The hotel’s owner and property-management group on Aug. 19 raised the flags on the newly renovated hotel — formally re-opening the former Hotel Syracuse.

“We’re open,” Ed Riley, the hotel’s owner and developer, said in his remarks at the Aug. 19 opening event. “You can come here for lunch. You can come here for dinner. We even serve drinks here once in a while,” he quipped.

The historic hotel that’s been part of the downtown Syracuse landscape since 1924 will now serve as Onondaga County’s convention-center hotel.

It represents “the spirit of Syracuse,” Syracuse Mayor Stephanie Miner said in her remarks at the event.

Syracuse–based Hayner Hoyt Corp. was the general contractor and construction manager for the hotel renovation and restoration.

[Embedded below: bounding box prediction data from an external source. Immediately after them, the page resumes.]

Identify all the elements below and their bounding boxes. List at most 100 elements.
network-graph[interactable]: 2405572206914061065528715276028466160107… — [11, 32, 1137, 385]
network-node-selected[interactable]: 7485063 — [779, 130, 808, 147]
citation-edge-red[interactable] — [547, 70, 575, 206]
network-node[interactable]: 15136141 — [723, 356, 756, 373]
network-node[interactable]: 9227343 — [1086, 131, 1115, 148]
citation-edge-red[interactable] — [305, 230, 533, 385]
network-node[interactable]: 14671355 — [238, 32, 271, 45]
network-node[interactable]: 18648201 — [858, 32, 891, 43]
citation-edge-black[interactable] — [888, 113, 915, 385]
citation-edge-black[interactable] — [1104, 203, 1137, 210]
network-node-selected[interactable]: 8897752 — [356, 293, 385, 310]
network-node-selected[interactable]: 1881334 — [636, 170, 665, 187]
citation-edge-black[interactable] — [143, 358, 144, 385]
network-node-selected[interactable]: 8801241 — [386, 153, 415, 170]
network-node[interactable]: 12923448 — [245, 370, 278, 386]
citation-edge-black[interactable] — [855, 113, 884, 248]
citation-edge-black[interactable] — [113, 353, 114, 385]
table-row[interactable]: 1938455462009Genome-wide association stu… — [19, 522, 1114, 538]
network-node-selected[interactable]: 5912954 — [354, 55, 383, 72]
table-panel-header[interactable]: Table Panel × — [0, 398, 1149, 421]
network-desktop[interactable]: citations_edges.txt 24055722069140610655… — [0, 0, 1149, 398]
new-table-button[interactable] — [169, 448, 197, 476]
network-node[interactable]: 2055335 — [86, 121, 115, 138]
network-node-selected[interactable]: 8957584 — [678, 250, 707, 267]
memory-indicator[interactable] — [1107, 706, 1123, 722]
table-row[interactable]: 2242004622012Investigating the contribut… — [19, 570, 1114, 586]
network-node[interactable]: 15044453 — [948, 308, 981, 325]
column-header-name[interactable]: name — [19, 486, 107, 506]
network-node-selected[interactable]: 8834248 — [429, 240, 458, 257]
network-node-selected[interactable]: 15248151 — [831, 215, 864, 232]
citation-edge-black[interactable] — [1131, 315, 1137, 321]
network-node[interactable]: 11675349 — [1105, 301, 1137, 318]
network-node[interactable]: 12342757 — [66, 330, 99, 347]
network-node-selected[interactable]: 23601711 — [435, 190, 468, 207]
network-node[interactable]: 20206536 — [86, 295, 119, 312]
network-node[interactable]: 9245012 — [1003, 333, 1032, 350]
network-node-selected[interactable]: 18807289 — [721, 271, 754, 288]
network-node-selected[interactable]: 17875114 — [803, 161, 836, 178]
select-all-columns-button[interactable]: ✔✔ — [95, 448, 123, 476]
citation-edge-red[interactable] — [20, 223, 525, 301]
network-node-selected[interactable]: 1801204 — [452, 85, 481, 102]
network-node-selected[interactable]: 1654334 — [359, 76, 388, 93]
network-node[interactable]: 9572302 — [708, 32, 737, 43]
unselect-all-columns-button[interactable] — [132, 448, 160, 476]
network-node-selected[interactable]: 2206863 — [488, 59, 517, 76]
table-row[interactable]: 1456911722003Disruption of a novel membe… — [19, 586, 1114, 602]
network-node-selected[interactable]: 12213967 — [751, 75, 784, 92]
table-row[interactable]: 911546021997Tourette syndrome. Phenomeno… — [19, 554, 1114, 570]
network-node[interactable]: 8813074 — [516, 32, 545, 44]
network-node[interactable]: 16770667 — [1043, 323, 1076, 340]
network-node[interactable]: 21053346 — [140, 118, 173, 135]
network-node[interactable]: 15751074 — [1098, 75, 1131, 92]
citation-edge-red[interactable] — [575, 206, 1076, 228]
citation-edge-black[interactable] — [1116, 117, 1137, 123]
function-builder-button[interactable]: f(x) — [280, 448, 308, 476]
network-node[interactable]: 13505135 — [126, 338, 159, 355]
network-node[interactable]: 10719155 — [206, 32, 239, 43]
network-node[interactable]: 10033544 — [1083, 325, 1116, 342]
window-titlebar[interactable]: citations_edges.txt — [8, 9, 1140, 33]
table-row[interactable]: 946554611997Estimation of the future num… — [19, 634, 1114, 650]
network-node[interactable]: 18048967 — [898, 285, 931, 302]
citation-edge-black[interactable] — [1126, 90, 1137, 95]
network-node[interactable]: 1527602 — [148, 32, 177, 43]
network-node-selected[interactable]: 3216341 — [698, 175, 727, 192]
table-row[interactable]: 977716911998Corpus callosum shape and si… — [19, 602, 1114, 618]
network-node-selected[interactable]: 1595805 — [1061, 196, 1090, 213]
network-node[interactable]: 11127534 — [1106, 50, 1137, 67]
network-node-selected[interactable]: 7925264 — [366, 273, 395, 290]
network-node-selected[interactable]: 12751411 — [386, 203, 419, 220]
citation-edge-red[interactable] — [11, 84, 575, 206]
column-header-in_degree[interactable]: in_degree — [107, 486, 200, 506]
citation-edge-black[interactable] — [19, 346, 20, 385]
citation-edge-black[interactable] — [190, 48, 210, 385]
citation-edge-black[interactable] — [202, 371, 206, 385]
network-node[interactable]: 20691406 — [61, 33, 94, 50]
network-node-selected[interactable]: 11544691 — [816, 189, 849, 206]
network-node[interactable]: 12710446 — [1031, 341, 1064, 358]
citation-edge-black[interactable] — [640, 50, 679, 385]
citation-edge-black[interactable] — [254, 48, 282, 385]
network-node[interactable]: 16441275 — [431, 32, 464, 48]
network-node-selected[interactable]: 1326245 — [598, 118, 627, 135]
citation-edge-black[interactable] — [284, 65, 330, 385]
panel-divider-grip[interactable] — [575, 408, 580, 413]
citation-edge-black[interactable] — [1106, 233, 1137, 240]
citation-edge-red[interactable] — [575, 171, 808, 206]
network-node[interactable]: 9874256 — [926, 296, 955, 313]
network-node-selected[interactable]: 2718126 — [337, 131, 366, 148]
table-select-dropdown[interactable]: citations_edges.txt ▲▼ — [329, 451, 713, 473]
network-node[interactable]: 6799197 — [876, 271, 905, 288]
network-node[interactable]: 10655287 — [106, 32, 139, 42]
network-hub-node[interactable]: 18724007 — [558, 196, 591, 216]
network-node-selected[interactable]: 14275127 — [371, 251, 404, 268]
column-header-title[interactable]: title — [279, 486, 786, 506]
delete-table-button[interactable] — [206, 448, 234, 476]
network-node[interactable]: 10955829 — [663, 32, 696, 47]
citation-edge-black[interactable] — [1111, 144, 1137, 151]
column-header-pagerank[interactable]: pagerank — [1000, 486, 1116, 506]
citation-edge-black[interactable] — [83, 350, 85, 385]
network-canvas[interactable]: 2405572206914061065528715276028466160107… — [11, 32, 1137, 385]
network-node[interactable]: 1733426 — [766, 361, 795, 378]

“We know we have a big responsibility, not only to ownership, but to the city of Syracuse to ensure that the Marriott Syracuse [Downtown] is successful,” Michael George, a Watertown native and president and CEO of Crescent Hotels & Resorts, said in his remarks at the morning event. Fairfax, Virginia–based Crescent Hotels & Resorts is the hotel’s property manager.

The property has 261 guest rooms; more than 41,000 square feet of meeting, wedding, and event space including a “completely modernized” Finger Lakes ballroom; two “historic” ballrooms; five in-house restaurants and bars; and eight meeting spaces, according to the Marriott Syracuse Downtown.

Each room and suite has been completely renovated. The work also included restoration of the hotel’s three ballrooms. Crews restored two of the ballrooms to their “original historic grandeur,” and the third was “modernized for today’s business needs,” the hotel added.

The hotel also includes restaurant Eleven Waters, described as a “Finger Lakes style bistro” serving breakfast, lunch, and dinner. It also boasts the Cavalier Room for cocktails and small plates during lunch and dinner.

In addition, restaurants Shaughnessy’s Irish Pub and the Legacy Steakhouse will open “later in the year,” according to the hotel.